Seismic Swarm S20171015.2: Analysis of Activity Northwest of Benton, California
A seismic swarm designated S20171015.2 was recorded 23 km northwest of Benton, California, beginning at 08:06 on 15 October 2017 and concluding at 00:56 on 16 October 2017. In 16 hours and 49 minutes, the sequence produced 26 earthquakes. Magnitudes ranged from 0.4 to 1.6, with the largest event occurring at 12:06 on 15 October at a depth of 5 km. Depths for the full set of events spanned 3–13 km, though the majority clustered between 7 and 9 km. The sequence exhibited typical swarm characteristics: no single dominant mainshock, a rapid onset followed by a gradual decline in rate, and events distributed across a compact source volume.
The swarm unfolded in two main phases. The first 90 minutes after initiation contained six events, including two of magnitude 1.4. Activity continued at a moderate rate through the morning, with an additional magnitude-1.6 event at 12:06. The afternoon and evening produced smaller events at irregular intervals, and the final recorded earthquake (magnitude 1.4 at 8 km depth) marked the swarm’s termination just before 01:00 on 16 October.
The region northwest of Benton lies within the Mina deflection segment of the Walker Lane belt, a northwest-trending zone of distributed right-lateral shear that accommodates a portion of Pacific–North America relative plate motion. Crustal deformation here occurs primarily through normal and strike-slip faulting on Quaternary structures. Seismicity is shallow, generally less than 15 km, consistent with the brittle–ductile transition in this tectonically active corridor. The 2017 swarm depths align with this pattern and with background seismicity documented throughout the central Walker Lane.
Since 1 January 2000, ten swarms have been identified in the same source area. These occurred in 2001 (two swarms), 2004 (two), 2006 (one), 2008 (two), 2009 (one), and 2015 (two). The recurrence of swarm-type sequences rather than isolated mainshock–aftershock sequences reflects the influence of fluid migration and aseismic slip transients along favorably oriented faults.

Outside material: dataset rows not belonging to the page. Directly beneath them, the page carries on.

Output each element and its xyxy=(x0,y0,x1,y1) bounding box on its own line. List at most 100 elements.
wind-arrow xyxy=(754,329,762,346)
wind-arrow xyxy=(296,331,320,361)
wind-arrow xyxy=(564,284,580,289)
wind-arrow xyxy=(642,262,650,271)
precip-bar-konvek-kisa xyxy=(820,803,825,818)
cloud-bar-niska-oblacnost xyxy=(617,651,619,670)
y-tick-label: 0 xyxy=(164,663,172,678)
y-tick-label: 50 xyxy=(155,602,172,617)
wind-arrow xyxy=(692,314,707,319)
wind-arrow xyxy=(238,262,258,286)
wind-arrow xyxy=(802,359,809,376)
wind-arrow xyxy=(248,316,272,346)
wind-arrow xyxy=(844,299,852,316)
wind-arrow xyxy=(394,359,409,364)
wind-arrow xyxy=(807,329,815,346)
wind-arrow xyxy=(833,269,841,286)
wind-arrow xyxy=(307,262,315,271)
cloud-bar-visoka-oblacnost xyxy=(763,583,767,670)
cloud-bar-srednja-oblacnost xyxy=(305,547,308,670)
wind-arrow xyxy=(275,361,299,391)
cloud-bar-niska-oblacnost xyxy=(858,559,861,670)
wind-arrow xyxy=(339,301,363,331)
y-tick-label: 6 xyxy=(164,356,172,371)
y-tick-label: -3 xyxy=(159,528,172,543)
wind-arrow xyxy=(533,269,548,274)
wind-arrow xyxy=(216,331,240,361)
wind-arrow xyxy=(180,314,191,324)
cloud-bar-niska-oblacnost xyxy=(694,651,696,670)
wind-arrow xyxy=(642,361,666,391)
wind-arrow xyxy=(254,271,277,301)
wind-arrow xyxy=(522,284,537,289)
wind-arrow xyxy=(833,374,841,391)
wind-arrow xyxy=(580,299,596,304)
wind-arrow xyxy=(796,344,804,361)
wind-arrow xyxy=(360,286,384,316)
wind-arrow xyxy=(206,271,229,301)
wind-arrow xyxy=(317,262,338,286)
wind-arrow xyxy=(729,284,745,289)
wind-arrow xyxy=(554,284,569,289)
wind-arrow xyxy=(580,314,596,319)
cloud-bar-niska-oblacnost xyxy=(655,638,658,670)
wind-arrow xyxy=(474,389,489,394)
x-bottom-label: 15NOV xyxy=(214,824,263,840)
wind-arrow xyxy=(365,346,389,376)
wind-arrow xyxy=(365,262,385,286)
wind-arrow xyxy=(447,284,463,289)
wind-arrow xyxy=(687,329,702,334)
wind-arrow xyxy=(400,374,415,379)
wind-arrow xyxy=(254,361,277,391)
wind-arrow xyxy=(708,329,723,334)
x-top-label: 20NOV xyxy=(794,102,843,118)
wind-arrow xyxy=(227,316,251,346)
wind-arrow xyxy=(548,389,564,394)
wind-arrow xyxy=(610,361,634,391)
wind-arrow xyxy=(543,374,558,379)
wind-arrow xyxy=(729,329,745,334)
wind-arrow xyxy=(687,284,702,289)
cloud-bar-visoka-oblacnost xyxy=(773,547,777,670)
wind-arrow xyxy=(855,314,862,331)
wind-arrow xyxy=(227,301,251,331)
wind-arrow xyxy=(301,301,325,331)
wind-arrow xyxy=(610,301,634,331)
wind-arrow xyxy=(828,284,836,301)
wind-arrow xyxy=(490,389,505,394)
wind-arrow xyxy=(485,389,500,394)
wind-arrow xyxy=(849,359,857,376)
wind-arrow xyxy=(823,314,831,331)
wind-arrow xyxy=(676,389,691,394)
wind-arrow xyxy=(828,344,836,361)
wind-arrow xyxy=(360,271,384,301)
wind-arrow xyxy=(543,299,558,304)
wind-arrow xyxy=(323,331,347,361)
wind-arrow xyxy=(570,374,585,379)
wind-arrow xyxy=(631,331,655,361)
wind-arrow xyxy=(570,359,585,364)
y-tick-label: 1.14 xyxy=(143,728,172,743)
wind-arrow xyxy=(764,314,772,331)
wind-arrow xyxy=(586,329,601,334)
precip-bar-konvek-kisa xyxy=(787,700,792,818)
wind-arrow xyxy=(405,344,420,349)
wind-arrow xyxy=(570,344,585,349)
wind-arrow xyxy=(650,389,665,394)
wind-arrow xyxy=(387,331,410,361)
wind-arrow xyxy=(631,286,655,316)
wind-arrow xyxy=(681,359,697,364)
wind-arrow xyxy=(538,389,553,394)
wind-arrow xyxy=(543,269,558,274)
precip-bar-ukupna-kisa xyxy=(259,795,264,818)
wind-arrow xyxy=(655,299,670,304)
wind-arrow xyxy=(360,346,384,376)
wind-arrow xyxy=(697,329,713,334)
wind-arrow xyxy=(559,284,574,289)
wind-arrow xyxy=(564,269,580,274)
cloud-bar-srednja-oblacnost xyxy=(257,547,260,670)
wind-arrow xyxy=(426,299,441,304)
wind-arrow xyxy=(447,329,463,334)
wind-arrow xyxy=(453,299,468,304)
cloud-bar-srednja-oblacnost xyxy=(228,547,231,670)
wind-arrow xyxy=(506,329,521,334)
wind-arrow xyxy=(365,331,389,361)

The October 2017 swarm fits the established pattern of low-magnitude, short-duration clusters that characterize the area’s background tectonic regime. No felt reports or damage were associated with the events, and no escalation into a larger mainshock was observed. Continued monitoring remains warranted given the region’s position within an active transtensional domain.
References
U.S. Geological Survey Earthquake Catalog (ComCat)
California Geological Survey, Quaternary Fault and Fold Database
Nevada Seismological Laboratory regional seismicity reports
Slemmons, D.B., et al., 2001, “Seismotectonics of the Walker Lane,” Geological Society of America Special Paper 353.